Lunch – 2 wheat Roti, any vegetable (rajma, chole, paneer, spinach, tofu), lassi, salad

Evening snack – Chana chat, Roasted makhana with tea or coffee

Dinner – 2 roti, paneer, sauteed mixed veggies, dal

Post dinner – Haldi milk

The meal plan above is simply an example; there is no requirement that you follow it exactly. You should always experiment with your diet to see whether it improves your day-to-day mood and activities or has a negative impact. Keep in mind that because our bodies are so varied from one another, something that may be beneficial to you may be harmful to my body. As a result, always pay attention to what you are eating and how it affects your body.

Since our bodies are formed of protein, it is advised to consume a high-protein diet. However, in actual human experience, each body reacts differently to protein, and for some people, it might cause bloating or gastric discomfort.

Nutritionists recommend including some protein in your meals since it helps your body’s muscles grow and stay healthy. However, bodybuilders need more protein than an average person who engages in typical activities. If your daily routine involves high-intensity work, your body may respond differently than someone who engages in low to moderate-intensity activities.

The easiest approach to determine how much protein your body needs is to speak with a nutritionist and follow their advice rather than relying just on what you read or see online.

Nature – Your Best therapist

When nothing makes sense, take a walk in nature.
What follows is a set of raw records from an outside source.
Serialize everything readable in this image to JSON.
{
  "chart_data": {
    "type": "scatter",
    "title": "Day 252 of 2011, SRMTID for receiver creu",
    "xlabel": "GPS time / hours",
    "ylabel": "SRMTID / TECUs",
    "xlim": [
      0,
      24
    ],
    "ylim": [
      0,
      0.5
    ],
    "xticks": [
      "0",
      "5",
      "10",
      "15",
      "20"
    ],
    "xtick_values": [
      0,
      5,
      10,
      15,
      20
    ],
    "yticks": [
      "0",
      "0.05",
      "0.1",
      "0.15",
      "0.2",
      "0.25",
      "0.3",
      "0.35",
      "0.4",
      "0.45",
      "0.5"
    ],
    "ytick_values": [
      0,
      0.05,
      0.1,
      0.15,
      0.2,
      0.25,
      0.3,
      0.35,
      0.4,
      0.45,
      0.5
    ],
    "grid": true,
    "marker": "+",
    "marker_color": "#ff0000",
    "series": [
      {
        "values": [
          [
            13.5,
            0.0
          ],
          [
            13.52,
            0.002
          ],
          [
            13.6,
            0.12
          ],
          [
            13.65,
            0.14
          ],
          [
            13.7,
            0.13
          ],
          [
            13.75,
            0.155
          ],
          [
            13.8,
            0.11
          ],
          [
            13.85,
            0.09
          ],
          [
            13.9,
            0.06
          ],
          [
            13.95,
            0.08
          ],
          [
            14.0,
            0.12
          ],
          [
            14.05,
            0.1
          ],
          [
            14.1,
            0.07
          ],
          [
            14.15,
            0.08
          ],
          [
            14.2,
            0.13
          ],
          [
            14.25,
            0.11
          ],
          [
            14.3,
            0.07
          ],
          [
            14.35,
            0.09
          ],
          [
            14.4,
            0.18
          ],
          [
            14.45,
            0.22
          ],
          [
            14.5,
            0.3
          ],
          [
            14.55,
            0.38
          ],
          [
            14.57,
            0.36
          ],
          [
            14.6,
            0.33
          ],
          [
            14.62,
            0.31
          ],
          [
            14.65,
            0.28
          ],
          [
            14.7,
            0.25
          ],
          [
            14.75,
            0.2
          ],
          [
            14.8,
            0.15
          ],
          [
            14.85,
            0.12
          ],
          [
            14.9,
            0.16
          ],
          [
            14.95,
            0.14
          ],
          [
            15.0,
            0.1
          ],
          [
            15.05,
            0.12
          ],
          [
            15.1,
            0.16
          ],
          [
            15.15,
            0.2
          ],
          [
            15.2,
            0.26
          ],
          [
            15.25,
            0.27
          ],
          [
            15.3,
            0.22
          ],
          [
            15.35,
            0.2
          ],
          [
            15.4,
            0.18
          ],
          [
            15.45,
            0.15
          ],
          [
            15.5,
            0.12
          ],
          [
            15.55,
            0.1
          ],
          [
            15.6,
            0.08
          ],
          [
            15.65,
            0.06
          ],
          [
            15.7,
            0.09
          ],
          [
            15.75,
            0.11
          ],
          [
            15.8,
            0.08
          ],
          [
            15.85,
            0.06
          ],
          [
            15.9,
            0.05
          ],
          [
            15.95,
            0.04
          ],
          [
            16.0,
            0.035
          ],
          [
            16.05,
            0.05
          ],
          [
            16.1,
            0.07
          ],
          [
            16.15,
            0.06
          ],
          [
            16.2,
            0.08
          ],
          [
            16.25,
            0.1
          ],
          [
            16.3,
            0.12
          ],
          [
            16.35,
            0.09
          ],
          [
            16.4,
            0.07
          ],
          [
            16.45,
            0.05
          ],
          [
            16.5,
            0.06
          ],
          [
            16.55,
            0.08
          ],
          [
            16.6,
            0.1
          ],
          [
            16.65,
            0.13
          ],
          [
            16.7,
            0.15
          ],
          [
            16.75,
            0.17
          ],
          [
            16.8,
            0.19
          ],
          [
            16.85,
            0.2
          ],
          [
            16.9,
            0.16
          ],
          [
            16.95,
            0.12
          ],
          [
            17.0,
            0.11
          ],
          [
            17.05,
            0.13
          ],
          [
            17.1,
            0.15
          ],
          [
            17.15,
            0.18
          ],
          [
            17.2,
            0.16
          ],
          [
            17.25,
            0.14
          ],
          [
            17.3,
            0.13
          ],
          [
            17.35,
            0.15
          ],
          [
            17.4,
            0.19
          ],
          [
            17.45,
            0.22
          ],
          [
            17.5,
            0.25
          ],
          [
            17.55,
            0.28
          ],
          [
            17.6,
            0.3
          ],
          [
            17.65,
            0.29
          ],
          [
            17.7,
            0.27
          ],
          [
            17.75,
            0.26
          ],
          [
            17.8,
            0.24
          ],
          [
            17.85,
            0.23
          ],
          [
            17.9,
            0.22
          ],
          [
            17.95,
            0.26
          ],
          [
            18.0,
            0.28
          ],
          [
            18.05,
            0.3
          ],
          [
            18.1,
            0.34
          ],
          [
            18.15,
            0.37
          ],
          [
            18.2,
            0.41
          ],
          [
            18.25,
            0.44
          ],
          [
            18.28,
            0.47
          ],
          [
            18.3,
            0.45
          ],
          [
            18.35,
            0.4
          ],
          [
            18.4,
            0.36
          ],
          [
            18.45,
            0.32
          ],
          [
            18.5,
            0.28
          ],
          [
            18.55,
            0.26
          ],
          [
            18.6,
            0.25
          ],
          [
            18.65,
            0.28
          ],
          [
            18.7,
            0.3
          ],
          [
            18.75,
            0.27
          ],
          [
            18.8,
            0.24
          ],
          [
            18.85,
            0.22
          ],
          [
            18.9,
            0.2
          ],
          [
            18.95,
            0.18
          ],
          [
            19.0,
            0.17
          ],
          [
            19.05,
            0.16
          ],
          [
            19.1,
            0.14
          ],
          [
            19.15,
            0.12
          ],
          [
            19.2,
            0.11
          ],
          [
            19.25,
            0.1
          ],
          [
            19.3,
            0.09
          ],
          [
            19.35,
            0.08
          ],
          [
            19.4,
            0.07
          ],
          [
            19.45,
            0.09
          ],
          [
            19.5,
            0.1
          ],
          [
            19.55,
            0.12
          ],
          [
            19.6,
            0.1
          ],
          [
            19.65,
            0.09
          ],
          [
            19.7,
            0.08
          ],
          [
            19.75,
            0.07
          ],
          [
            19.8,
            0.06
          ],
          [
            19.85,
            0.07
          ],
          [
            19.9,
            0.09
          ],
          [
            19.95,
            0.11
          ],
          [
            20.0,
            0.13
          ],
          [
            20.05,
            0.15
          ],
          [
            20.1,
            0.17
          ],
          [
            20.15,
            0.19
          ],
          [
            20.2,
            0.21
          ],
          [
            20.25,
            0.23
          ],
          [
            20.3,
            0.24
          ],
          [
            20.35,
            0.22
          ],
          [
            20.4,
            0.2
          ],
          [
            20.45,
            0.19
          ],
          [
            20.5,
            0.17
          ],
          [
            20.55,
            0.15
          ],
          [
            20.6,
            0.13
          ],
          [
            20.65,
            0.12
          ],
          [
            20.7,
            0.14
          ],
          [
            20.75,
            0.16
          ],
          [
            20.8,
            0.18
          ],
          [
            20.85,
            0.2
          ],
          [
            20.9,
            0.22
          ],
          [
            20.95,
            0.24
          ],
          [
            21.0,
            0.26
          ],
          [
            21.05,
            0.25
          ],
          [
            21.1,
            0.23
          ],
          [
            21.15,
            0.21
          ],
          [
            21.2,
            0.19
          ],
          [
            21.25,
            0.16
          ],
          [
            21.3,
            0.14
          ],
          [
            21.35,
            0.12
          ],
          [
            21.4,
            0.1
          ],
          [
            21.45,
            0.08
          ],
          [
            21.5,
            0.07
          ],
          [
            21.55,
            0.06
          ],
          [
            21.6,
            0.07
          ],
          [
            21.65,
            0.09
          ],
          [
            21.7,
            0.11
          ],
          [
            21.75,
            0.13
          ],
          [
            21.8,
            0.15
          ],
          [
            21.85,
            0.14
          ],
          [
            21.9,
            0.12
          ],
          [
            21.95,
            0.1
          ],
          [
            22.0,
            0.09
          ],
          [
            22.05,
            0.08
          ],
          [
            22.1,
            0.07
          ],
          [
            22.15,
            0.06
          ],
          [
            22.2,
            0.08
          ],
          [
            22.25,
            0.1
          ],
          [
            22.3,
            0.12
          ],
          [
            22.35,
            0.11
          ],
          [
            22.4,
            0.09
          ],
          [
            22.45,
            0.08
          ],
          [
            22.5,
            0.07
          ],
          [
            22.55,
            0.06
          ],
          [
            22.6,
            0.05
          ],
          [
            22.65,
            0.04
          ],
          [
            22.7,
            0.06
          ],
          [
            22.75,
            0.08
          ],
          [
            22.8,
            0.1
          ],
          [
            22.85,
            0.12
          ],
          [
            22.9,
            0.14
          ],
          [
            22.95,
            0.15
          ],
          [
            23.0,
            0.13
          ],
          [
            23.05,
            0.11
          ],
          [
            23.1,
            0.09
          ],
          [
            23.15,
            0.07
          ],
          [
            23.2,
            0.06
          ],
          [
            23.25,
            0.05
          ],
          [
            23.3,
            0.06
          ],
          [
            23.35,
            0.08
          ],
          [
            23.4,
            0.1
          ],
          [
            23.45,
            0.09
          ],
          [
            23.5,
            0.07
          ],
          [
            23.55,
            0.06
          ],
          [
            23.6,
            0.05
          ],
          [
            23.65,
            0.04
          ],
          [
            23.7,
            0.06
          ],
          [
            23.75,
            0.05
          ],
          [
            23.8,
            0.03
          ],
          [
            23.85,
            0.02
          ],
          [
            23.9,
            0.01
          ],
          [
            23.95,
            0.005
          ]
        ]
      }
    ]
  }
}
You have no idea how everything changes the instant you step out of your house, if not! Simply be present where you are and look around, notice people, plants, animals, and whatever else is there, and leave your phone at home.

Why? Since you might receive a crucial call and pick up despite your best efforts to avoid doing so. Although you are in nature, because you are not present in the moment, you will not enjoy the soothing sense that generally follows time spent in nature.

Be honest about how much time you or your child spends in front of screens each day. Today’s generation experiences mental health issues more frequently than folks from the 1980s and the early 1990s.

Modern technology could promise to make your life simpler, but in reality, it leads to a paralyzed style of living, as this global trend of urban living forces us to spend more time indoors than outdoors. Humans frequently forget that we are a byproduct of nature, and hence exposure to nature has numerous benefits such as enhanced mood, improved focus, reduced stress, and a lower chance of mental disorders. So, when things get tough, call on Mother Nature’s healing power.

Even spending time with animals might help you feel calmer. Nature can be your finest therapist or companion. To make your life worth living, make a conscious effort to spend at least 30 minutes outside.

Research shows, those who are more in tune with nature feel positive emotions like joy, relaxation, creativity, and concentration and have incredibly low risks of suffering from poor mental health, depression, or anxiety.